Thursday, May 17, 2007

Going green is making me see red....

Another house blogger recently blogged about "going green" and it got me thinking. Read that

Going green is making me see red. "Green" seems to be the new buzz word. Building green, greener automobiles, green, green, green. I'm as environmentally friendly as the next person but I have to believe that a lot of this need to go green is nothing more than a marketing ploy that plays on well meaning concerned citizen's guilt about the environment. In the name of going green, normally sensible people buy big /small and cheap/expensive items that they currently do not need. I would rather people fix, recycle, reconfigure, re everything before they jump on the green bandwagon and throw out a perfectly good working item in the name of going green. If everyone in the world immediately went green, we would be up to our eyeballs in perfectly good debris. Going green should be gradual and on a "as needed" timetable. Not a knee jerk reaction to a long overdue problem.

I'm sure there are some people who when they view my home think....hmmmmm...."why don't they replace those old wooden windows with more energy efficient vinyl windows?" or "why did they spend all that time stripping paint off their house when they could have just put up vinyl siding and saved the environment from all that VOC when they paint?" AND of course "why didn't they just tear it down and build new with green products." "They aren't thinking very green!"

I think we are green, sort of a sagey green not avocado green and here is why...........The wooden windows are drafty because they have not been maintained. Once they are stripped of excess paint, re glazed, and weatherstripped they will be good as new. AND I didn't add anything to a landfill. Plus I will use less energy to heat/cool my home now that the windows function as they were originally designed to do.

The reason I plan to strip the paint off my house and repaint rather than put on vinyl siding is three fold. First, vinyl siding at it's best still looks like plastic, even with the simulated wood grain. Second, vinyl siding doesn't last forever. I see vinyl siding installed in the 80's that needs replacing only after 25 years. On the other hand, my 70 year old cedar siding needs a few shakes replaced and needs a new coat of paint to look as good as it did 70 years ago. Thirdly, (is that a word???) by repainting and not installing vinyl siding I did not add anything to a landfill.
Most older homes would need far less repair if they had not been "improved" upon by previous home owners. That is where the trouble usually begins. Case in point. The back door was originally built without an overhang. No big deal. This is not a door one would use to enter the house during the rain or snow. But somewhere along the line, someone needed to improve upon it, so they built an overhang. First off, it was ugly. Second off, it was useless and not needed. Third off, it collected rain and snow which kept the siding wet, which in turn damaged the plastered wall. I wonder how many times it kept someone dry while using that door? But in the meantime damage was done, that now needs correcting. Cedar siding worked fine until someone decided to improve upon the original design.

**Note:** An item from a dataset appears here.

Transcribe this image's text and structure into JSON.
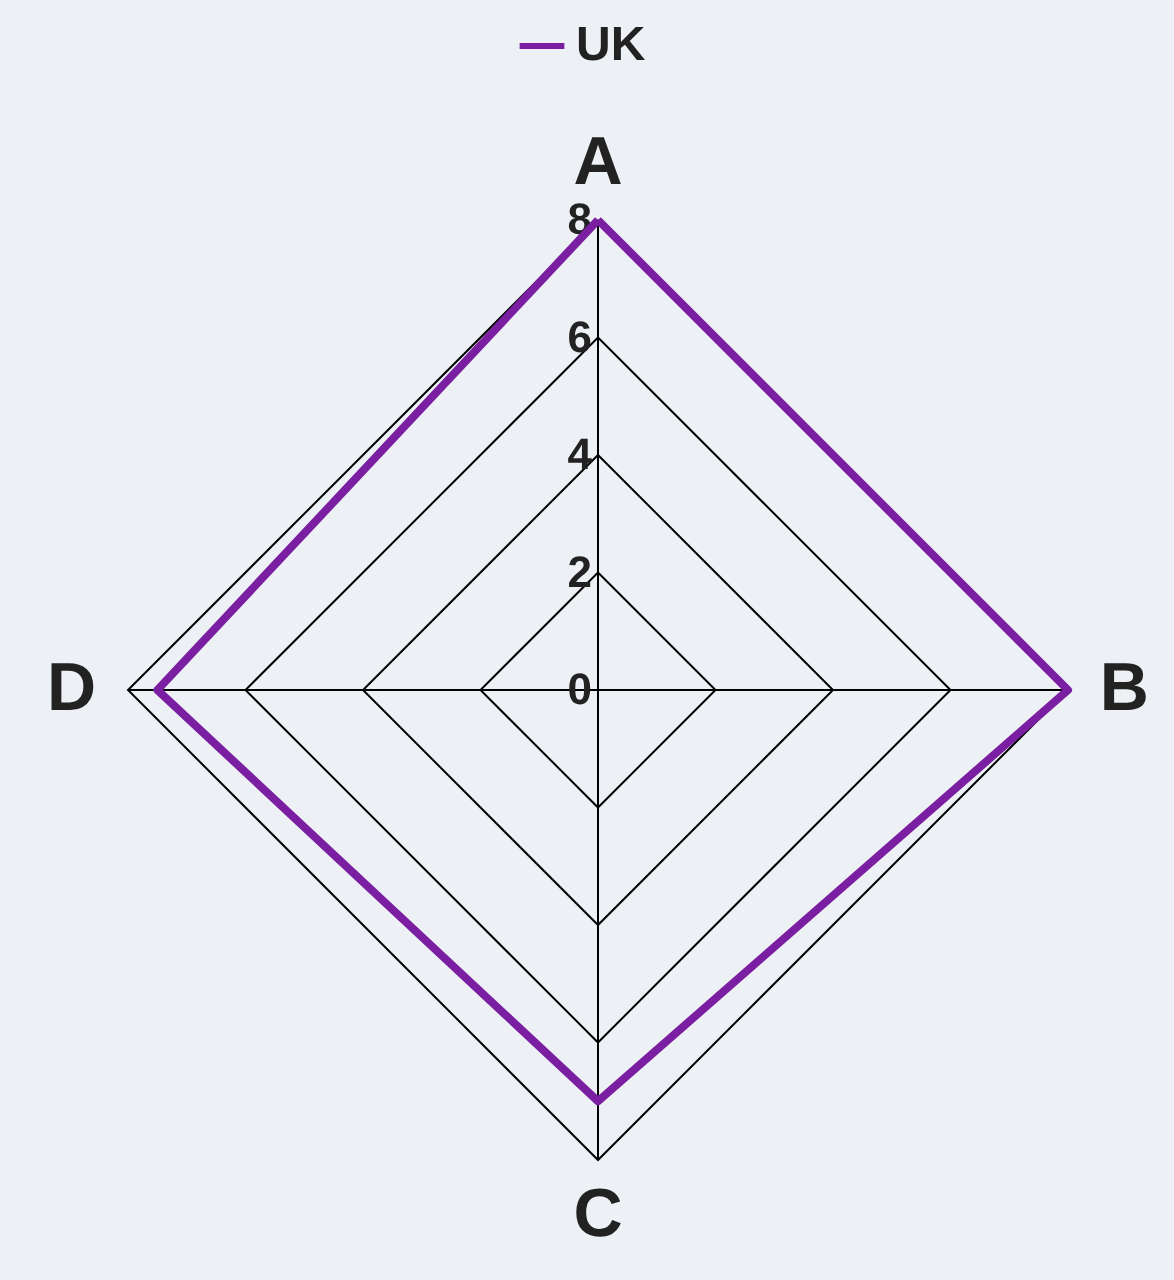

Notice the peeling paint above the door in this "after overhang removal" photo.

So far we have had to purchase very little wood to complete our repairs. Whenever we have done any demo, we have been mindful to save usable pieces for later use. Most wood that has gone into the trash was severely splintered and unusable. Cedar siding was removed from the front of the house when the overhang was extended back to it's original design. I am sure that during the 70's they removed that overhang in an attempt to get solar gain and help with heating costs. But I am sure whatever gain they may have gotten was all lost by the solar gain they got during the summer. I prefer to have the extreme evening sun tempered with the overhang the way it was originally designed. But back to the shingles.....I kept all the usable shingles and reused them to replace the rotted shingles around the front door. In true "Yankee" fashion, my father and I scrapped the peeling paint off and just flipped the shingle over. Nothing went into a landfill. Another added bonus besides the fact that it was free and didn't add to a landfill was the fact that the shingles had shrunk all they were going to, so the shingles are still nice and tight up against each other.

Notice the used shingles to the right of the front door. These shingles were removed when the overhang was restored along the front of the house.

Oh and the reason we didn't tear it down and start over is because I like what I like and I like old. New I don't like. So until something is beyond repair I'll continue to use it. If by chance my taste change I'll recycle it. Filling a landfill will be my last resort.